Demi lancarnya kegiatan tersebut, Sabtu kemarin (4/9), dengan mengambil tempat di gedung Simpassri Medan, telah dibentuk panitia pelaksana kegiatan tersebut yang terdiri dari:

  • Penanggungjawab: Ketua Dewan Kesenian Sumatera Utara (DKSU), Baharuddin Saputra.
  • Wakil Penanggungjawab: Ketua Yayasan Simpassri, Fuad Erdansyah dan Yan Amarni Lubis.
  • Sekreataris: S Satya Dharma.
  • Bendahara: H Mansyur Nasution.
  • Koordinator Acara: Bung Kamal Nasution.
  • Tim Pelaksana: M Yunus Rangkuti, S Ratman Suras, Evi Kahirani, Teater Profesi dan Fosad.
  • Penasihat acara: Sulaiman Sambas, Chairil Siregar, Jaya Arjuna, Choking Susilo Sakeh, Tengku Zainuddin, Mami Sulaswati, Neni Rosaria dan Roni Neliati Tanjung.

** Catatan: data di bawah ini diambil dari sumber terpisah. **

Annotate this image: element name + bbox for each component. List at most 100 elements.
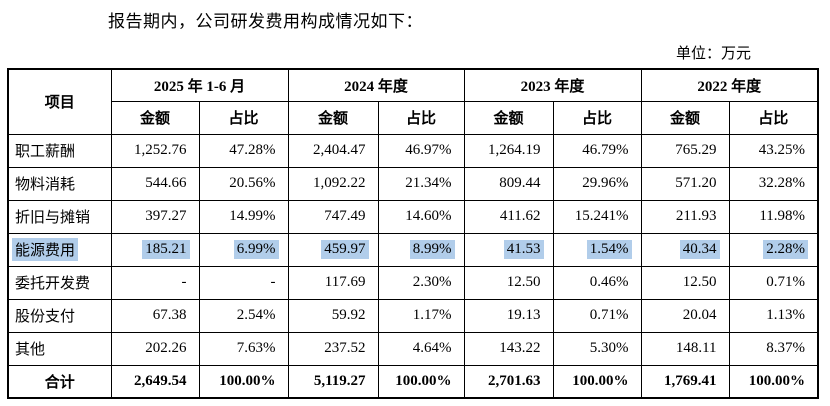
amount-cell: 5,119.27: [287, 364, 379, 399]
amount-cell: 2,649.54: [110, 364, 200, 399]
period-header: 2022 年度: [640, 68, 819, 102]
amount-cell: 809.44: [463, 166, 554, 201]
ratio-cell: 1.54%: [552, 232, 642, 267]
row-label: 合计: [7, 364, 112, 399]
amount-cell: 185.21: [110, 232, 200, 267]
ratio-cell: 2.54%: [198, 298, 289, 333]
amount-header: 金额: [287, 100, 379, 135]
amount-cell: 1,092.22: [287, 166, 379, 201]
table-body: 职工薪酬 1,252.76 47.28% 2,404.47 46.97% 1,264.19…: [7, 133, 819, 399]
amount-cell: 237.52: [287, 331, 379, 366]
ratio-cell: 2.28%: [728, 232, 819, 267]
ratio-cell: 0.71%: [552, 298, 642, 333]
amount-cell: 411.62: [463, 199, 554, 234]
amount-cell: 459.97: [287, 232, 379, 267]
amount-cell: 2,701.63: [463, 364, 554, 399]
ratio-cell: 21.34%: [377, 166, 465, 201]
table-row: 职工薪酬 1,252.76 47.28% 2,404.47 46.97% 1,264.19…: [7, 133, 819, 168]
ratio-cell: 6.99%: [198, 232, 289, 267]
period-header: 2023 年度: [463, 68, 642, 102]
amount-header: 金额: [110, 100, 200, 135]
selected-text-highlight: 2.28%: [763, 240, 809, 259]
ratio-cell: 20.56%: [198, 166, 289, 201]
ratio-cell: 15.241%: [552, 199, 642, 234]
document-title: 报告期内，公司研发费用构成情况如下：: [108, 12, 423, 31]
amount-cell: 143.22: [463, 331, 554, 366]
period-header: 2025 年 1-6 月: [110, 68, 289, 102]
amount-cell: 1,264.19: [463, 133, 554, 168]
selected-text-highlight: 1.54%: [586, 240, 632, 259]
ratio-cell: 46.79%: [552, 133, 642, 168]
ratio-header: 占比: [728, 100, 819, 135]
ratio-cell: -: [198, 265, 289, 300]
amount-cell: 747.49: [287, 199, 379, 234]
selected-text-highlight: 能源费用: [12, 238, 79, 261]
amount-cell: 571.20: [640, 166, 730, 201]
item-column-header: 项目: [7, 68, 112, 135]
ratio-cell: 0.46%: [552, 265, 642, 300]
amount-cell: 20.04: [640, 298, 730, 333]
amount-cell: 211.93: [640, 199, 730, 234]
amount-cell: 59.92: [287, 298, 379, 333]
ratio-cell: 14.99%: [198, 199, 289, 234]
row-label: 能源费用: [7, 232, 112, 267]
amount-cell: 148.11: [640, 331, 730, 366]
row-label: 股份支付: [7, 298, 112, 333]
row-label: 其他: [7, 331, 112, 366]
ratio-cell: 5.30%: [552, 331, 642, 366]
amount-cell: 12.50: [463, 265, 554, 300]
amount-cell: 2,404.47: [287, 133, 379, 168]
period-header-row: 项目 2025 年 1-6 月 2024 年度 2023 年度 2022 年度: [7, 68, 819, 135]
amount-cell: 40.34: [640, 232, 730, 267]
ratio-cell: 43.25%: [728, 133, 819, 168]
ratio-cell: 14.60%: [377, 199, 465, 234]
total-row: 合计 2,649.54 100.00% 5,119.27 100.00% 2,701.63…: [7, 364, 819, 399]
selected-text-highlight: 41.53: [503, 240, 544, 259]
ratio-cell: 100.00%: [198, 364, 289, 399]
ratio-header: 占比: [377, 100, 465, 135]
ratio-cell: 47.28%: [198, 133, 289, 168]
row-label: 折旧与摊销: [7, 199, 112, 234]
table-row: 物料消耗 544.66 20.56% 1,092.22 21.34% 809.44 29.9…: [7, 166, 819, 201]
ratio-cell: 1.17%: [377, 298, 465, 333]
selected-text-highlight: 6.99%: [233, 240, 279, 259]
table-row: 折旧与摊销 397.27 14.99% 747.49 14.60% 411.62 15.24…: [7, 199, 819, 234]
amount-header: 金额: [463, 100, 554, 135]
ratio-cell: 0.71%: [728, 265, 819, 300]
ratio-cell: 7.63%: [198, 331, 289, 366]
ratio-cell: 8.99%: [377, 232, 465, 267]
amount-cell: 12.50: [640, 265, 730, 300]
row-label: 物料消耗: [7, 166, 112, 201]
table-row: 其他 202.26 7.63% 237.52 4.64% 143.22 5.30% 148.1…: [7, 331, 819, 366]
ratio-header: 占比: [552, 100, 642, 135]
row-label: 职工薪酬: [7, 133, 112, 168]
amount-cell: 397.27: [110, 199, 200, 234]
row-label: 委托开发费: [7, 265, 112, 300]
ratio-cell: 4.64%: [377, 331, 465, 366]
ratio-cell: 32.28%: [728, 166, 819, 201]
ratio-cell: 11.98%: [728, 199, 819, 234]
unit-label: 单位：万元: [676, 46, 752, 62]
subheader-row: 金额 占比 金额 占比 金额 占比 金额 占比: [8, 100, 819, 135]
selected-text-highlight: 40.34: [679, 240, 720, 259]
ratio-cell: 1.13%: [728, 298, 819, 333]
amount-cell: 765.29: [640, 133, 730, 168]
table-row: 能源费用 185.21 6.99% 459.97 8.99% 41.53 1.54% 40.3…: [7, 232, 819, 267]
amount-cell: 1,252.76: [110, 133, 200, 168]
amount-cell: 41.53: [463, 232, 554, 267]
ratio-cell: 8.37%: [728, 331, 819, 366]
amount-cell: 19.13: [463, 298, 554, 333]
amount-cell: -: [110, 265, 200, 300]
ratio-cell: 46.97%: [377, 133, 465, 168]
table-row: 委托开发费 - -117.69 2.30% 12.50 0.46% 12.50 0.71%: [7, 265, 819, 300]
rd-expense-table: 项目 2025 年 1-6 月 2024 年度 2023 年度 2022 年度 金额占…: [7, 68, 820, 399]
ratio-cell: 100.00%: [728, 364, 819, 399]
ratio-header: 占比: [198, 100, 289, 135]
amount-cell: 1,769.41: [640, 364, 730, 399]
amount-header: 金额: [640, 100, 730, 135]
amount-cell: 202.26: [110, 331, 200, 366]
selected-text-highlight: 185.21: [142, 240, 190, 259]
table-row: 股份支付 67.38 2.54% 59.92 1.17% 19.13 0.71% 20.04 1…: [7, 298, 819, 333]
ratio-cell: 29.96%: [552, 166, 642, 201]
period-header: 2024 年度: [287, 68, 465, 102]
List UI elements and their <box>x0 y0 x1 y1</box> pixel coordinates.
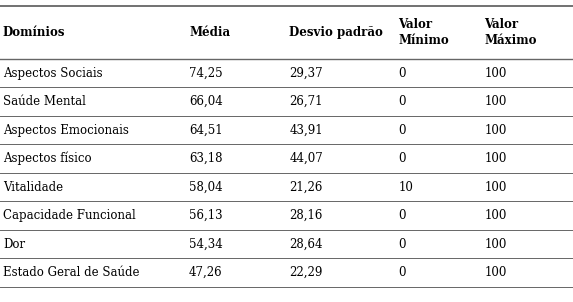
Text: 26,71: 26,71 <box>289 95 323 108</box>
Text: Capacidade Funcional: Capacidade Funcional <box>3 209 136 222</box>
Text: 0: 0 <box>398 124 406 137</box>
Text: 64,51: 64,51 <box>189 124 223 137</box>
Text: Dor: Dor <box>3 238 25 251</box>
Text: 54,34: 54,34 <box>189 238 223 251</box>
Text: 0: 0 <box>398 238 406 251</box>
Text: 100: 100 <box>484 95 507 108</box>
Text: 0: 0 <box>398 209 406 222</box>
Text: 43,91: 43,91 <box>289 124 323 137</box>
Text: Aspectos Emocionais: Aspectos Emocionais <box>3 124 129 137</box>
Text: 0: 0 <box>398 95 406 108</box>
Text: 47,26: 47,26 <box>189 266 223 279</box>
Text: 100: 100 <box>484 181 507 194</box>
Text: Saúde Mental: Saúde Mental <box>3 95 86 108</box>
Text: Estado Geral de Saúde: Estado Geral de Saúde <box>3 266 139 279</box>
Text: 100: 100 <box>484 266 507 279</box>
Text: 0: 0 <box>398 152 406 165</box>
Text: 22,29: 22,29 <box>289 266 323 279</box>
Text: Domínios: Domínios <box>3 26 65 39</box>
Text: 44,07: 44,07 <box>289 152 323 165</box>
Text: 74,25: 74,25 <box>189 67 223 80</box>
Text: 29,37: 29,37 <box>289 67 323 80</box>
Text: 100: 100 <box>484 238 507 251</box>
Text: 0: 0 <box>398 266 406 279</box>
Text: Aspectos físico: Aspectos físico <box>3 152 92 165</box>
Text: 28,64: 28,64 <box>289 238 323 251</box>
Text: Valor
Máximo: Valor Máximo <box>484 18 537 47</box>
Text: Vitalidade: Vitalidade <box>3 181 63 194</box>
Text: 63,18: 63,18 <box>189 152 222 165</box>
Text: Valor
Mínimo: Valor Mínimo <box>398 18 449 47</box>
Text: 0: 0 <box>398 67 406 80</box>
Text: 100: 100 <box>484 152 507 165</box>
Text: 100: 100 <box>484 209 507 222</box>
Text: 10: 10 <box>398 181 413 194</box>
Text: 21,26: 21,26 <box>289 181 323 194</box>
Text: Média: Média <box>189 26 230 39</box>
Text: 58,04: 58,04 <box>189 181 223 194</box>
Text: 28,16: 28,16 <box>289 209 323 222</box>
Text: 100: 100 <box>484 124 507 137</box>
Text: 66,04: 66,04 <box>189 95 223 108</box>
Text: Desvio padrão: Desvio padrão <box>289 26 383 39</box>
Text: 56,13: 56,13 <box>189 209 223 222</box>
Text: Aspectos Sociais: Aspectos Sociais <box>3 67 103 80</box>
Text: 100: 100 <box>484 67 507 80</box>
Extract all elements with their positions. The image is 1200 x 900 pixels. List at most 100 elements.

Baharuddin Saputra, penanggungjawab acara menyebutkan, acara “Doa Untuk Sang Guru” sengaja dibuat sebagai bentuk penghormatan dan penghargaan para seniman dan wartawan Sumut terhadap dedikasi, loyalitas dan semangat As Atmadi baik sebagai seniman maupun sebagai wartawan.

Sebagaimana diketahui, hingga akhir hayatnya dalam usia 70 tahun, As Atmadi yang wafat pada Rabu (4 Agustus 2021) masih menjadi pemimpin Redaksi media Online, IntipNews dan masih terus aktif menulis karya sastra.

Siapakah As Atmadi?

As Atmadi adalah seorang seniman mumpuni. Sebagai seniman, dedikasi dan loyalitasnya tak perlu diragukan lagi. Dia adalah seorang yang serba bisa. Dia sutradara, penulis skenario, aktor film, pemain musik, penata tari, penyair, novelis, esais dan deklamator. Tak heran jika di Medan, hampir tak ada seniman maupun wartawan yang tidak mengenalnya.

Tak hanya wartawan dan seniman, Atmadi juga adalah seorang pengajar. Dengan gelar SP (Sarjana Publisistik) belakang namanya, setidaknya Atmadi pernah menjadi dosen di sejumlah perguruan Tinggi. Di antaranya Sekolah Tinggi Ilmu Komunikasi Pembangunan (STIKP), Universitas Sumatera Utara (USU) dan di Sekolah Kepribadian John Robert Powers.